Canada is rich in nature. From coast to coast to coast, for millennia Canadians have depended on the environment for their livelihoods and ways of life. We are also rich in natural resources, such as oil and gas, minerals and timber.
For decades, Canadians slowly built up laws to balance industry’s interest in making money from Canada’s resources against the public’s interest in preserving the health and safety of their communities, health, jobs and environment.
But then industry began to complain that environmental “red tape” was getting in the way. Oil and gas, mining and other industry groups asked for changes to Canada’s environmental laws, such as reduced protection of fish habitat and fewer environmental assessments.
In 2011, oil and gas lobbyists suggested a widespread overhaul of Canada’s environmental laws and regulations related to energy regulation, environmental assessment and environmental protection. Referencing the National Energy Board Act, Canadian Environmental Assessment Act, Species at Risk Act, Fisheries Act, Migratory Birds Convention Act, Navigable Waters Protection Act, they called the goal of prohibiting harm “out-dated” and recommended that environmental laws focus instead on enabling outcomes.
Half a year later, the government granted industry’s requests. In 2012 it enacted omnibus “budget” bills C-38 and C-45, repealing or weakening many of Canada’s oldest and most important environmental laws.
- Replaced the Canadian Environmental Assessment Act with the much weaker CEAA 2012, which scrapped over 3,000 environmental reviews, restricts what gets considered in assessments and imposed barriers on public participation.

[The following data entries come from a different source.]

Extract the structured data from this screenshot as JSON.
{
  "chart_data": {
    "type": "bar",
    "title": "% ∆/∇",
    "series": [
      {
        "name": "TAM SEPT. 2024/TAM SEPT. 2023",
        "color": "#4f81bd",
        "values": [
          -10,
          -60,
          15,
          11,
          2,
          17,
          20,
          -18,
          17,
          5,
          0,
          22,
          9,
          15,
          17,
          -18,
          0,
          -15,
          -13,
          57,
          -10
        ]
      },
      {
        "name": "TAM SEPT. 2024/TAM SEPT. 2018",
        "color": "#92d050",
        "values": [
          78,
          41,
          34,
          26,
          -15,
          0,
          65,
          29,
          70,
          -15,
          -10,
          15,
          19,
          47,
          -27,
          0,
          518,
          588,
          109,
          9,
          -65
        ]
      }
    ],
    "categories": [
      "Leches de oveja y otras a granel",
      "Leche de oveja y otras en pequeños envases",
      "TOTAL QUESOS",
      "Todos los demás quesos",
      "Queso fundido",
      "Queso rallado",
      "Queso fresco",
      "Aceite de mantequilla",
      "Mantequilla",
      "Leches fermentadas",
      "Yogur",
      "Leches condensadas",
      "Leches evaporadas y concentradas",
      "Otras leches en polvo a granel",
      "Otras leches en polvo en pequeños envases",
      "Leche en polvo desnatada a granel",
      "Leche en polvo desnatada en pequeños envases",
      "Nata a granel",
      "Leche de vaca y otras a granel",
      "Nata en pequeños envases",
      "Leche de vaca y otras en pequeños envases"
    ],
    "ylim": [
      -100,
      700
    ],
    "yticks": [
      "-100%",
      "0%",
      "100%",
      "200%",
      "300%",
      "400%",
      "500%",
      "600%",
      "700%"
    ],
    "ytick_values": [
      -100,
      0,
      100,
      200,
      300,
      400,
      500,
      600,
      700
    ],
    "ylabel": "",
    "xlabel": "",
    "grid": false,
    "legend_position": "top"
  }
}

- Amended the Fisheries Act to weaken fish habitat protection, remove protection of some species of fish and broaden government’s powers to allow harm to fish and their habitat.
- Gave the National Energy Board oversight of environmental assessments of major energy and pipeline projects.

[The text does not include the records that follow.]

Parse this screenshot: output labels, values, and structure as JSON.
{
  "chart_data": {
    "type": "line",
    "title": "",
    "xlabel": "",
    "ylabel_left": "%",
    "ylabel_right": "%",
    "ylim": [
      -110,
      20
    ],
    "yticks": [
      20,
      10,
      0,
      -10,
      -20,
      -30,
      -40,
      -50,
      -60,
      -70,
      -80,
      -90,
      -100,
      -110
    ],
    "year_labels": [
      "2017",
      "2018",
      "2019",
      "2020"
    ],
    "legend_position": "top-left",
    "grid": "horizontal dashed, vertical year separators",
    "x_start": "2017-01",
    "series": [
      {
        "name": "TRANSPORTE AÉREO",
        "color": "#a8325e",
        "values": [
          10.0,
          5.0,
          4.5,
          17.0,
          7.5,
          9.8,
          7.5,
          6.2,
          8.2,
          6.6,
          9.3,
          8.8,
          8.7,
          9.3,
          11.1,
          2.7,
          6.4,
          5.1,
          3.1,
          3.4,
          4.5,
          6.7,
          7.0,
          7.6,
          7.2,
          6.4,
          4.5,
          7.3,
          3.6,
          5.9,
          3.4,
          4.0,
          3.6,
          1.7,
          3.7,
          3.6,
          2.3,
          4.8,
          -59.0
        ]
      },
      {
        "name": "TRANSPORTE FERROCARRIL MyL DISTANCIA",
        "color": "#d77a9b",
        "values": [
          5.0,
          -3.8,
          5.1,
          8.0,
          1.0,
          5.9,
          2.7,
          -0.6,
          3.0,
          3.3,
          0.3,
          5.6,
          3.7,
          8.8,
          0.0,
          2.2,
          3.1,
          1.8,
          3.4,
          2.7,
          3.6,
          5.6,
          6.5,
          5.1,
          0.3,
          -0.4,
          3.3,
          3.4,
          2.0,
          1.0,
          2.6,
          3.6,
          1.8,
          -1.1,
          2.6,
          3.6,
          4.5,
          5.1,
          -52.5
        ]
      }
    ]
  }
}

- Changed the Navigable Waters Protection Act to the Navigation Protection Act, lifting legal protection of over 99% of Canada’s lakes and rivers (want to know if a lake or river near you kept its protection? If it’s not on the Schedule, its protection is gone. Hint: if you live on Vancouver Island, you can give up now – the answer is no).

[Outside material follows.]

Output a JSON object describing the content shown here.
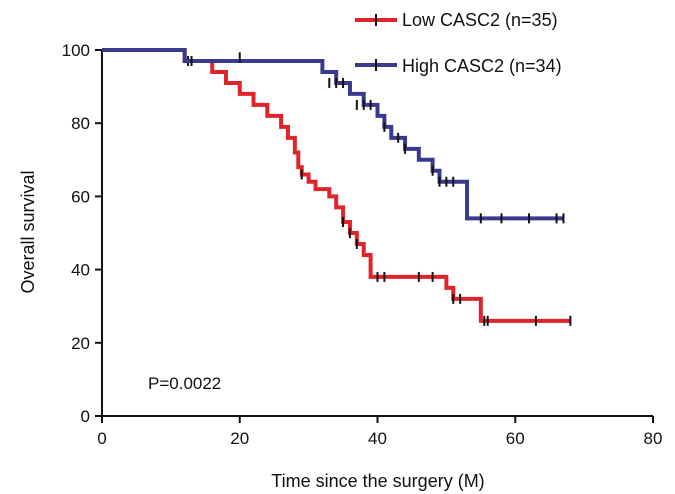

- Repealed the Kyoto Protocol Implementation Act, Canada’s only law requiring it to set mandatory greenhouse gas emissions reductions targets.
- Amended the Species at Risk Act by removing the mandatory time limits on permits allowing impacts to threatened and endangered species.
The rollbacks have continued. In 2014, the government proposed regulations that would remove the need for fish farms to obtain permits before dumping aquatic drugs and pesticides into wild fish habitat. That December, it enacted omnibus budget Bill C-43, making changes to the Canada Marine Act that weaken environmental protections from and public oversight of projects on federal port lands.